Turn a frypan on high and heat the oil for 1 minute. Add the onion, ginger and garlic and stir fry for 1 minute. The onion, ginger and garlic will be slightly golden and fragrant.
Add the beef to the frypan and stir fry for 1 minute. Set aside on a plate.
Stir fry the beef quickly with the onion, ginger and garlic in a hot pan
Return the fry pan to the heat and add the cauliflower and stir fry for 1 minute.
Add the broccoli, baby corn, capsicum, oyster sauce, soy sauce, honey and 1 tbsp of water to the frypan and stir fry for 1 minute.

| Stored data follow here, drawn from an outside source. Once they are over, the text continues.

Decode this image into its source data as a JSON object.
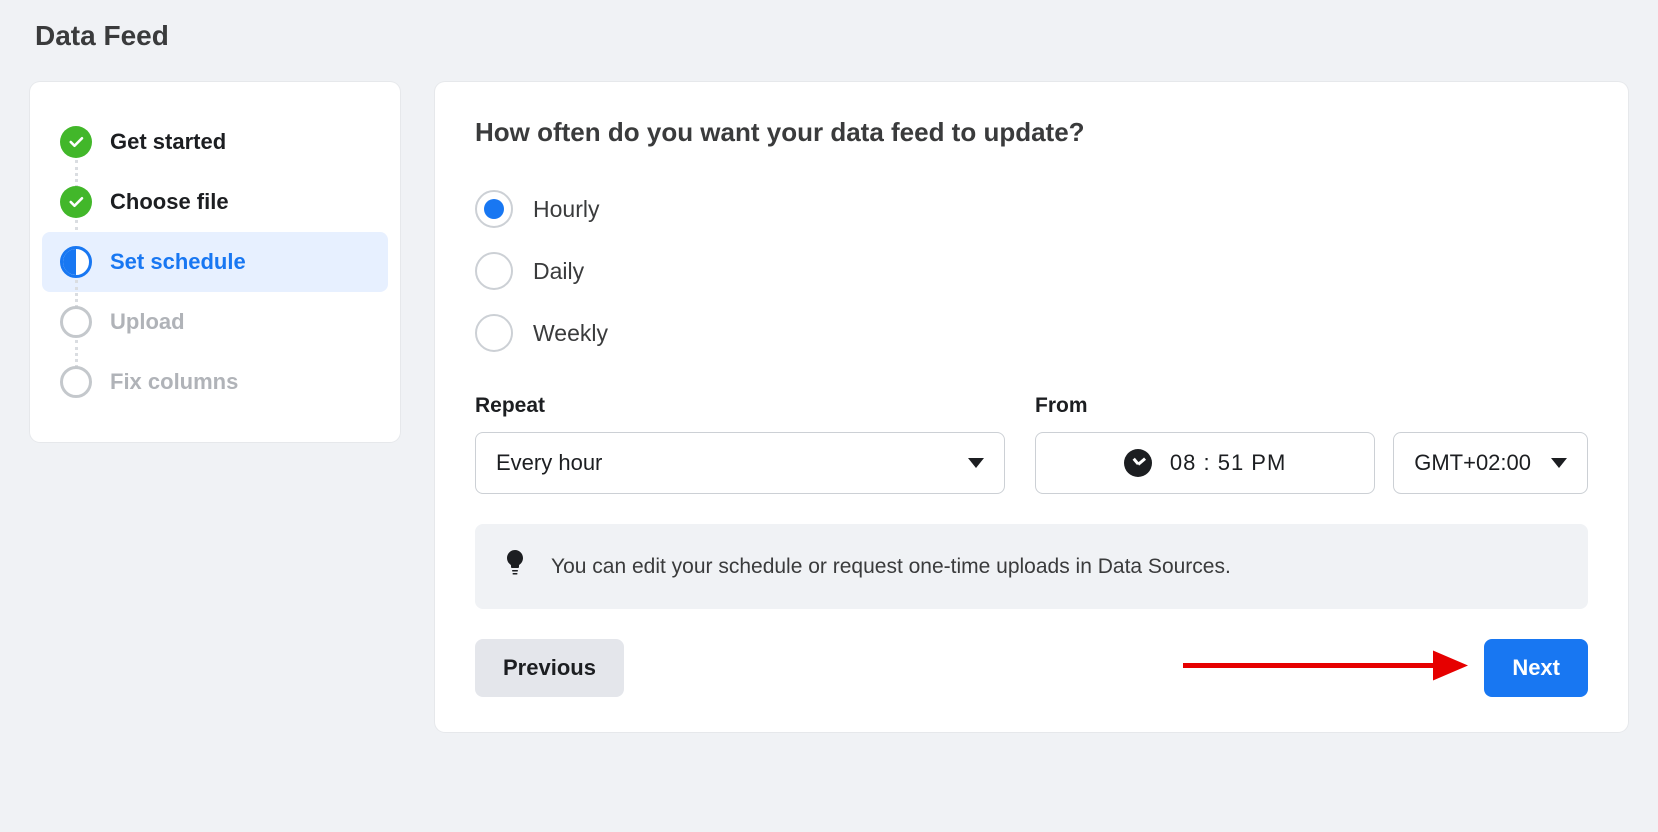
{
  "page_title": "Data Feed",
  "sidebar": {
    "steps": [
      {
        "label": "Get started",
        "state": "done"
      },
      {
        "label": "Choose file",
        "state": "done"
      },
      {
        "label": "Set schedule",
        "state": "current"
      },
      {
        "label": "Upload",
        "state": "pending"
      },
      {
        "label": "Fix columns",
        "state": "pending"
      }
    ]
  },
  "main": {
    "question": "How often do you want your data feed to update?",
    "frequency_options": [
      {
        "label": "Hourly",
        "selected": true
      },
      {
        "label": "Daily",
        "selected": false
      },
      {
        "label": "Weekly",
        "selected": false
      }
    ],
    "repeat_label": "Repeat",
    "repeat_value": "Every hour",
    "from_label": "From",
    "from_time": "08 : 51 PM",
    "from_timezone": "GMT+02:00",
    "info_text": "You can edit your schedule or request one-time uploads in Data Sources.",
    "buttons": {
      "previous": "Previous",
      "next": "Next"
    }
  }
}
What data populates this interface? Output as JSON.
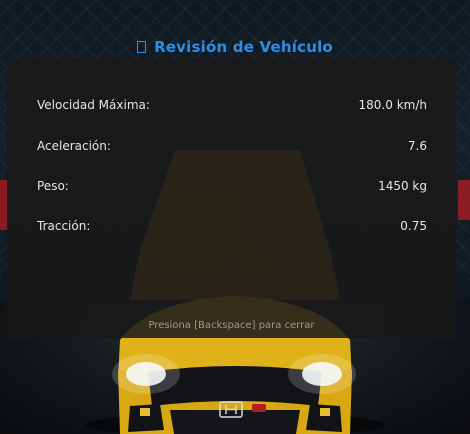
{
  "title": "Revisión de Vehículo",
  "title_icon": "box-icon",
  "stats": [
    {
      "label": "Velocidad Máxima:",
      "value": "180.0 km/h"
    },
    {
      "label": "Aceleración:",
      "value": "7.6"
    },
    {
      "label": "Peso:",
      "value": "1450 kg"
    },
    {
      "label": "Tracción:",
      "value": "0.75"
    }
  ],
  "hint": "Presiona [Backspace] para cerrar",
  "colors": {
    "title": "#2b8fe6",
    "panel": "#181818",
    "car_body": "#e0b21a"
  },
  "car_badge_icon": "honda-logo-icon"
}
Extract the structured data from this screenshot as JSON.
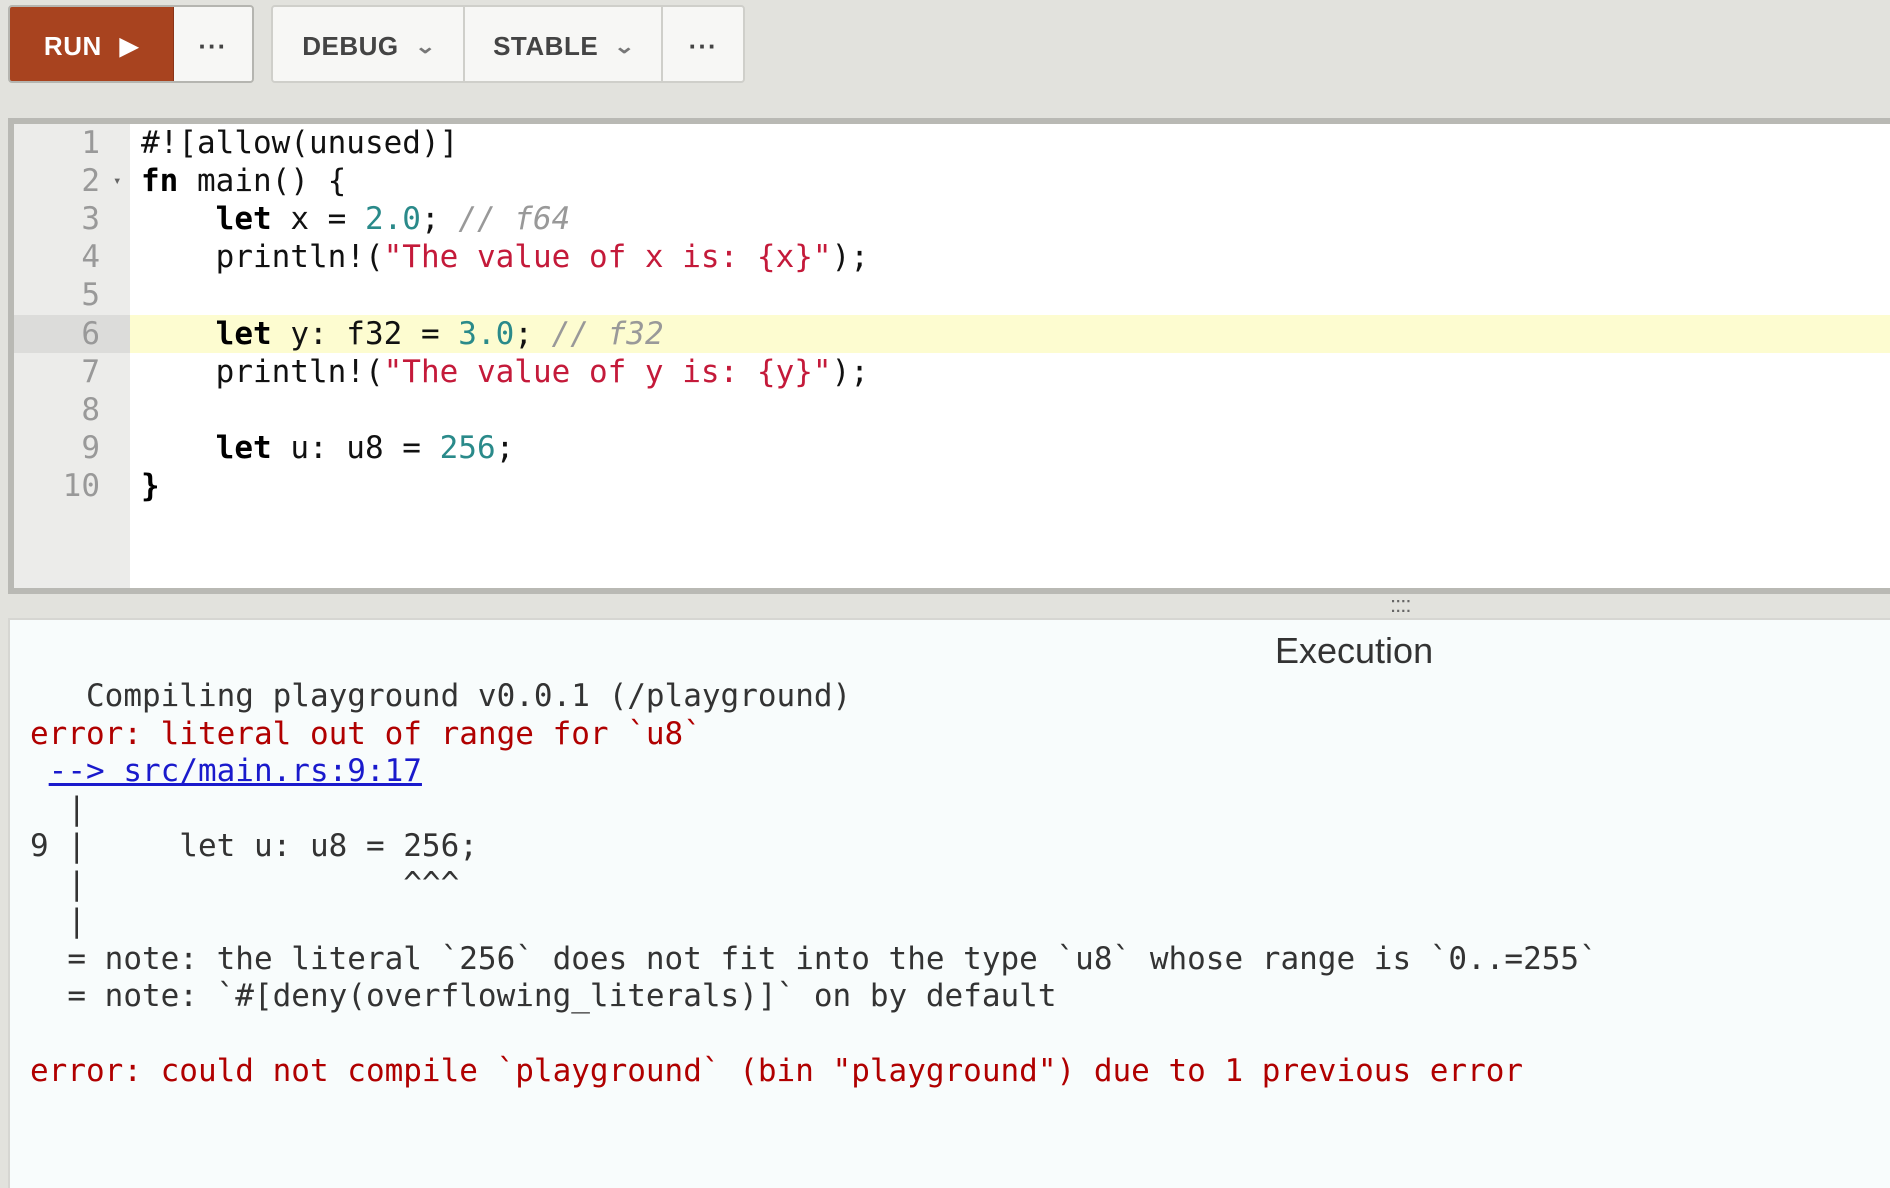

Add the zucchini to the frypan and stir fry for 1 minute.
In the meantime, while the vegetables are stir frying, place the vermicelli noodles in a bowl and cover with boiling water. Set aside.
Return the meat to the frypan, add the bok choy and stir fry for 1 minute, or until the meat has warmed through and the bok choy has wilted. Take off the heat.
The beef and vegetables will absorb the sauce
Drain the vermicelli noodles once tender, place in serving bowls and spoon the stir fried beef and vegetables on the top. Serve with finely cut birdseye chilli (optional).
The vermecilli noodles will be tender when ready
Substitute the beef with chicken.
This is a family friendly non spicy stir fry. To make it spicy fry 2-3 birdseye chilli's with the garlic.